Tanta vileza repugna, aun tenidas en cuenta las convenciones teatrales (más que sociales) que en esta parte eran corrientes en el [p. 112] siglo XVII; repugna no menos la brutal lubricidad del Rey, que al ver por primera vez a doña Sol, a quien cree pobre labradora, manifiesta su propósito de gozarla y dejarla, y que, cuando la encuentra casada, anuncia sin ambages el propósito de imitar con su marido la conducta de David con Urías. A esta bárbara psicología o fisiología de la pasión amorosa, o dígase mejor del apetito carnal, corresponden lo tosco y lo primitivo de los resortes escénicos, entre los cuales no podía faltar el de las cartas falsificadas del Rey moro, que eran uno de los grandes recursos de los dramaturgos de aquel tiempo cuando se trataba de urdir traiciones y marañas contra un personaje inocente.

Si se añaden a estos sustanciales defectos los pueriles juegos de vocablos sobre el sol (que quizá fueron el único motivo que tuvo el poeta para cambiar el nombre de la heroína), quedará completa la enumeración de los reparos que pueden hacerse a esta pieza, que para mí, a pesar del dictamen de Hartzenbusch, no es de las mejores de Lope.
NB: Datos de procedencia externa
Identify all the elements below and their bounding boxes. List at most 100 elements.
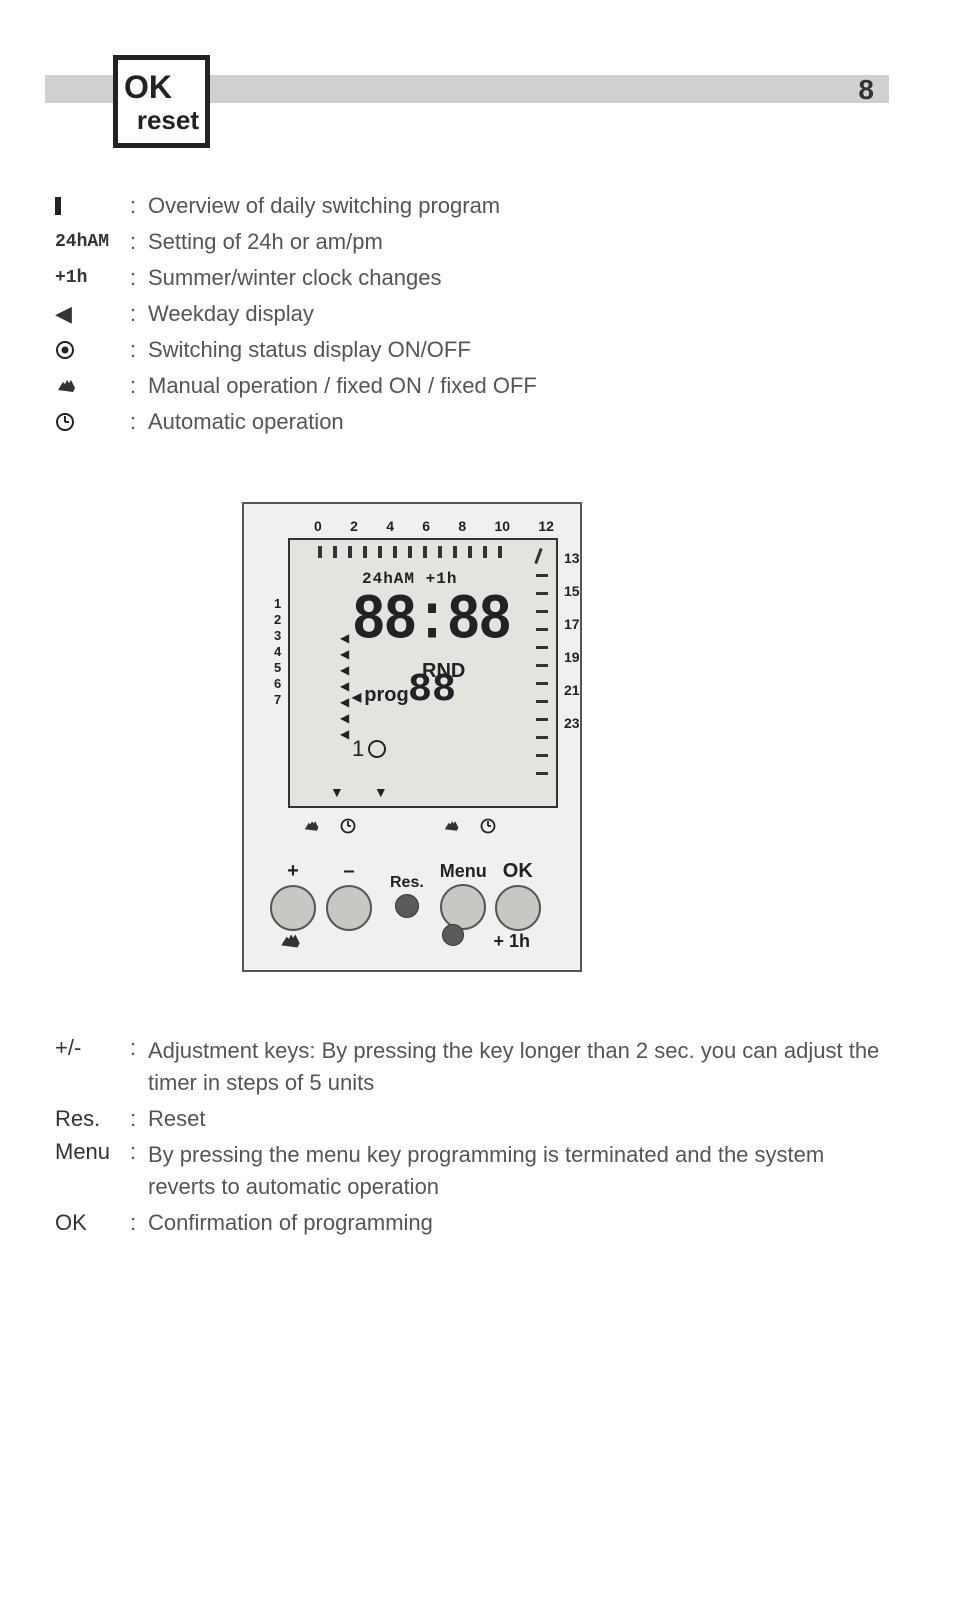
day-markers: ◀ ◀ ◀ ◀ ◀ ◀ ◀ [340,632,349,741]
ok-label: OK [124,71,199,103]
ok-button[interactable] [495,885,541,931]
legend-text: Adjustment keys: By pressing the key lon… [148,1035,894,1099]
day-num: 5 [274,660,281,676]
triangle-left-icon: ◀ [340,696,349,709]
left-day-labels: 1 2 3 4 5 6 7 [274,596,281,708]
legend-row: 24hAM : Setting of 24h or am/pm [55,226,894,258]
legend-text: Manual operation / fixed ON / fixed OFF [148,373,537,399]
legend-text: Confirmation of programming [148,1207,433,1239]
clock-icon [480,818,496,840]
triangle-left-icon: ◀ [340,680,349,693]
legend-text: Overview of daily switching program [148,193,500,219]
legend-row: : Switching status display ON/OFF [55,334,894,366]
colon: : [130,337,148,363]
legend-text: Setting of 24h or am/pm [148,229,383,255]
channel-indicator: 1 [352,736,386,762]
day-num: 6 [274,676,281,692]
legend-row: ◀ : Weekday display [55,298,894,330]
legend-bottom: +/- : Adjustment keys: By pressing the k… [55,1035,894,1243]
24h-am-icon: 24hAM [55,232,130,252]
page-number: 8 [858,74,874,106]
legend-row: +/- : Adjustment keys: By pressing the k… [55,1035,894,1099]
scale-num: 12 [538,518,554,534]
colon: : [130,373,148,399]
triangle-left-icon: ◀ [340,664,349,677]
legend-row: : Manual operation / fixed ON / fixed OF… [55,370,894,402]
prog-label: ◀prog [352,684,409,707]
minus-button[interactable] [326,885,372,931]
legend-label: Menu [55,1139,130,1165]
circle-dot-icon [55,340,130,360]
scale-num: 19 [564,649,580,665]
day-num: 3 [274,628,281,644]
colon: : [130,1210,148,1236]
scale-num: 4 [386,518,394,534]
legend-text: Summer/winter clock changes [148,265,441,291]
triangle-left-icon: ◀ [340,712,349,725]
colon: : [130,229,148,255]
scale-num: 21 [564,682,580,698]
plus-label: + [287,860,299,883]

El poeta volvió las espaldas a la tradición, y la tradición se vengó de él no otorgándole sus dones en el grado y medida que acostumbraba. Tiene, no obstante, esta comedia innegables aciertos. Su estructura es sencilla y regular. El carácter de la protagonista está presentado con mucha dignidad y nobleza, que contrasta con lo bajo y ruin de todo lo que la rodea. En lo episódico, son deliciosas las escenas villanescas del primer acto:


       No son las fiestas honradas
       De la menor aldegüela,
       Si no hay grana y lentejuela,
       Arroz y danza de espadas...

El mismo Lope de Vega, con nombre de Belardo, interviene en la fábula, según su costumbre, y convertido en alcalde de un lugarejo de Castilla, endilga a la Reina Doña Leonor de Inglaterra una salutación o perorata graciosísima.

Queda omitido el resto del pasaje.